The presence of a persistent, clear runny nose may indicate the presence of a variety of medical disorders. Allergies, infections, and nasal polyps are among the most frequent causes of nasal congestion. Besides food and drugs, additional variables that might cause a persistent, clear runny nose include hormonal shifts and variations in hormone levels.
Drinking plenty of fluids, particularly water, and resting as much as possible are all recommended as treatment. It is possible to alleviate symptoms by using saline nasal spray, and it is also possible to use a cool-mist humidifier near your bed to prevent congestion caused by cold, dry air.
Non-allergic rhinitis becomes more prevalent in the elderly population as they age. It is possible for structural changes to occur in the nose, such as the narrowing of nasal passageways as a result of the weakening of the cartilage. This has the potential to produce nasal congestion. In addition, dryness is a significant contributing factor in this age group, particularly in the winter.
Coughing in Seniors: What Causes It? Postnasal drip, also known as postnasal drip, occurs when your sinuses generate excessive mucus, which drips down the back of your throat. Asthma. Acid reflux is a condition that occurs when the stomach produces too much acid. Infections of the respiratory tract, such as the flu, colds, or pneumonia.
Aspirin, ibuprofen (Advil, Motrin IB, and others) and blood pressure drugs, such as beta blockers, are among the medications that might induce nonallergic rhinitis. Nonallergic rhinitis can also be induced in some persons by medications such as sedatives, antidepressants, oral contraceptives, or medications used to treat erectile dysfunction.
Occasionally, people will suffer a runny nose on one side of their face, via only one nostril. This is a symptom of an anatomical issue, such as a leak of cerebrospinal fluid, which occurs seldom. It might also be caused by a deviated septum in the nasal cavity.
A runny nose might be a sign of COVID-19 infection. In addition, approximately 60% of patients who tested positive for COVID-19 and reported loss of smell also reported having a runny nose, according to the study.

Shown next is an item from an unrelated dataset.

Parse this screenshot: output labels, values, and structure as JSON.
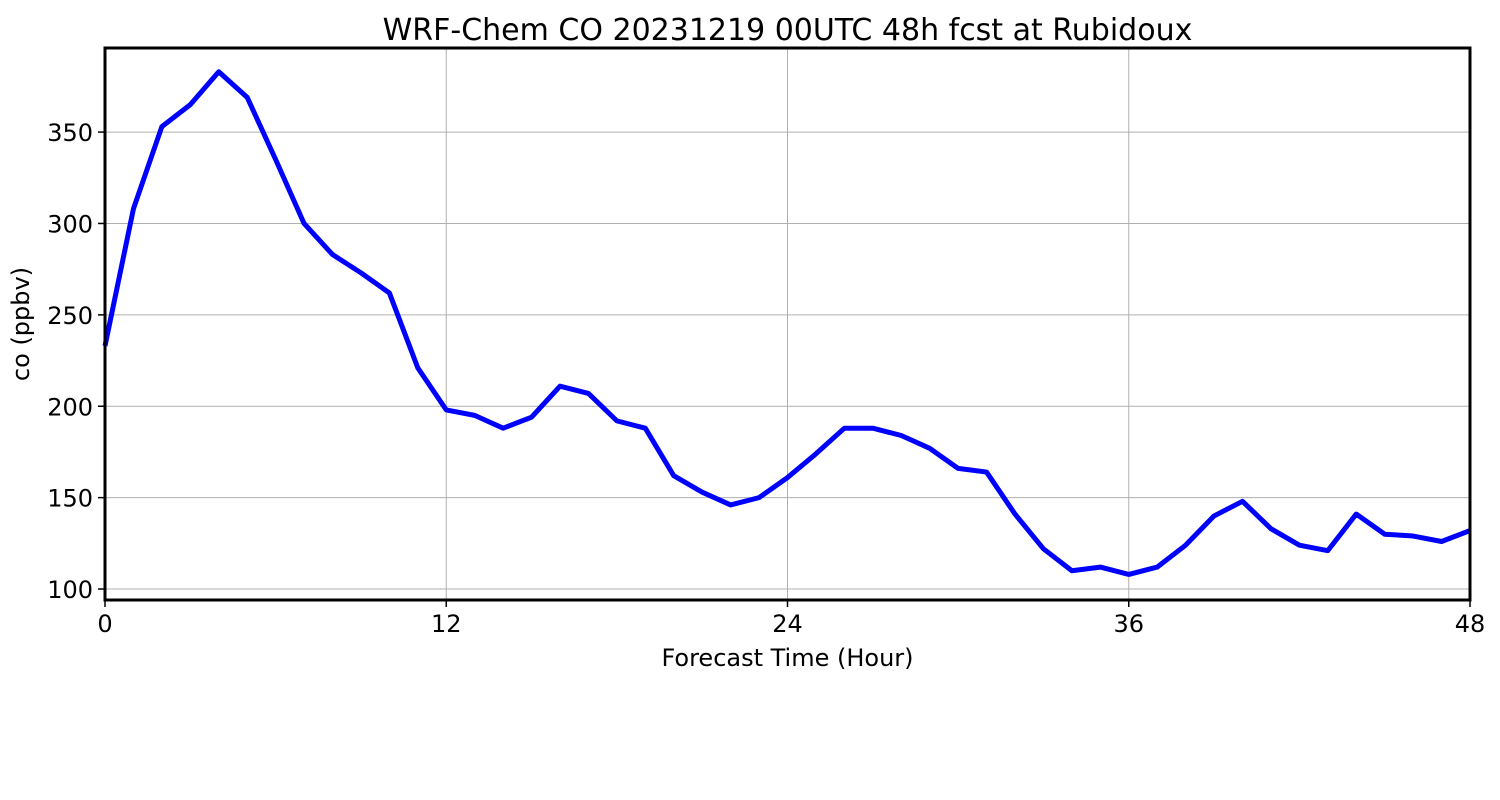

Antihistamines may be prescribed to help alleviate the symptoms of the common cold, which include a runny nose, itchy and watery eyes, and sneezing and tearing. When it comes to the treatment of these symptoms, first-generation antihistamines such as brompheniramine, chlorpheniramine, and clemastine are favoured over second-generation antihistamines.
When it comes to typical colds, the majority of individuals recover within three to ten days, while certain colds can persist as long as two or three weeks in some cases. Check for symptoms: Is it COVID-19 or a cold that I have?

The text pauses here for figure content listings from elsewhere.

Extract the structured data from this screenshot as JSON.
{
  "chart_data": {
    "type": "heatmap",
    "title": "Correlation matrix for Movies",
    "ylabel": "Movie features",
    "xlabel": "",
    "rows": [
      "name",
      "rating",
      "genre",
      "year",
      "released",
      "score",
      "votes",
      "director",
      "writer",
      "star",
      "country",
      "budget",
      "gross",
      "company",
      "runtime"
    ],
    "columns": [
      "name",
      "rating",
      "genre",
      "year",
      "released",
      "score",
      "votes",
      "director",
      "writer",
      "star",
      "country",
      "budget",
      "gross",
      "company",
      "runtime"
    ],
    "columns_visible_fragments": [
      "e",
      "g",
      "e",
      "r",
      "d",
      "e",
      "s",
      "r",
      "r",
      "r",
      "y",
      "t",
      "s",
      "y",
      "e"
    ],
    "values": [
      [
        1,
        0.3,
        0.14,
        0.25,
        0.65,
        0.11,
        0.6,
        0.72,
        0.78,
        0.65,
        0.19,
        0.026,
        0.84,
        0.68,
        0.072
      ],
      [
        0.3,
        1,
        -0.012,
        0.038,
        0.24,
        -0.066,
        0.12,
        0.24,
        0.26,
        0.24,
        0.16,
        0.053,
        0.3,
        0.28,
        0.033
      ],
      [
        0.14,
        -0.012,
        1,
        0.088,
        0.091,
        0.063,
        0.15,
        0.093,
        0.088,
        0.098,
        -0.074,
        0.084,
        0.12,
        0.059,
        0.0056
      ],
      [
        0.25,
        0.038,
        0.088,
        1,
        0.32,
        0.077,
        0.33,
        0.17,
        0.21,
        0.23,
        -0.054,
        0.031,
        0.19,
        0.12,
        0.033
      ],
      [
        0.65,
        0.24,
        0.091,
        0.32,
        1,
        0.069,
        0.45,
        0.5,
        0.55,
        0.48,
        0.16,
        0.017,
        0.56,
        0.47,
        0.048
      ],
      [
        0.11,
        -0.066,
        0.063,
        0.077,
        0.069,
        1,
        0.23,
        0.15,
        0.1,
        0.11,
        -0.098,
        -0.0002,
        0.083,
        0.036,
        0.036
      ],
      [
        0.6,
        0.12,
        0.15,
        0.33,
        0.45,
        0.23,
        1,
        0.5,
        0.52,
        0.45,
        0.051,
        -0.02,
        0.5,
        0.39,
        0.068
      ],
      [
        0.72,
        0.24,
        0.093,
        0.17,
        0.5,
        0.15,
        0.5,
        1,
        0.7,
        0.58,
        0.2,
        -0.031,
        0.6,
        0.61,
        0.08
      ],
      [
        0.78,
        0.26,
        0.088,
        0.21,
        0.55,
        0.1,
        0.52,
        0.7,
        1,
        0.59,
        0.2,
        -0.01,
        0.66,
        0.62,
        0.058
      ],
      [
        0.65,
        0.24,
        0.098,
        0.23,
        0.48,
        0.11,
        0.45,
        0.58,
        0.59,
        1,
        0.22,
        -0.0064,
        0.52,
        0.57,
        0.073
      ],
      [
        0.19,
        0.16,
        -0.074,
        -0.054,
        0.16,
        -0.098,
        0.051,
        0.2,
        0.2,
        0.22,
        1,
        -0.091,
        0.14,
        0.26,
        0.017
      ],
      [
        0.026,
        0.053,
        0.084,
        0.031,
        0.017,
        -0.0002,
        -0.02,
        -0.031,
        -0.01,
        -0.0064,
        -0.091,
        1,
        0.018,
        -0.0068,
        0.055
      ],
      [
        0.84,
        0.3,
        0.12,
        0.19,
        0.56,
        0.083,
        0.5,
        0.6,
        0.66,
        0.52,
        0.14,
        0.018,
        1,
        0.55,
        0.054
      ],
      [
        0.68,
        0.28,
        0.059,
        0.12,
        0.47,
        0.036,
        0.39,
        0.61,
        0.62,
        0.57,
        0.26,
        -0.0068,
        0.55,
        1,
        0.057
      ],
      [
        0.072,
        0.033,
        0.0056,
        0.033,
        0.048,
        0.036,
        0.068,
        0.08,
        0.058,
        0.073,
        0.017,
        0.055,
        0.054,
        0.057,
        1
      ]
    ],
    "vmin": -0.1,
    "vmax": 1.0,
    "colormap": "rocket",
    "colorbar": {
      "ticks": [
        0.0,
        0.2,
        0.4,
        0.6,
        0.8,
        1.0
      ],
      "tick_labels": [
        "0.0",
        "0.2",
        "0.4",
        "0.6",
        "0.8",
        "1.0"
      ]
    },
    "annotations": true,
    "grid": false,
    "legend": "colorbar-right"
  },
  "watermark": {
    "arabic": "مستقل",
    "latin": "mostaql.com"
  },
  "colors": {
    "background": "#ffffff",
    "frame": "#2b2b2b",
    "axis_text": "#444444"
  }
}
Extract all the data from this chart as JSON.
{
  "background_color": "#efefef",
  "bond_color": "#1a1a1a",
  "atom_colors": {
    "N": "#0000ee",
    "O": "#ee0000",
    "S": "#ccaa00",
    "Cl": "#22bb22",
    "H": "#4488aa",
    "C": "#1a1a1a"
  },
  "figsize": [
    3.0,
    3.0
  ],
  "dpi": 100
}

|Symptom or sign||COVID-19||Cold|
|Runny or stuffy nose||Usually||Usually|
Here’s what you can do:
Breathe in moist air from a hot shower or a sink filled with hot water to help alleviate a congested nose and sinus congestion. Putting a little amount of petroleum jelly on the skin surrounding your nose and lips will help soothe soreness caused by frequent nose blowing. After touching your face, always wash your hands thoroughly.
Postnasal drip is a condition in which mucus begins to accumulate or dribble down the back of the throat after a nasal passage has been blocked. An infection, allergies, and acid reflux are all potential causes of postnasal drip. In addition to the need to clear the throat regularly, a person suffering from postnasal drip may also experience the following symptoms: a painful throat.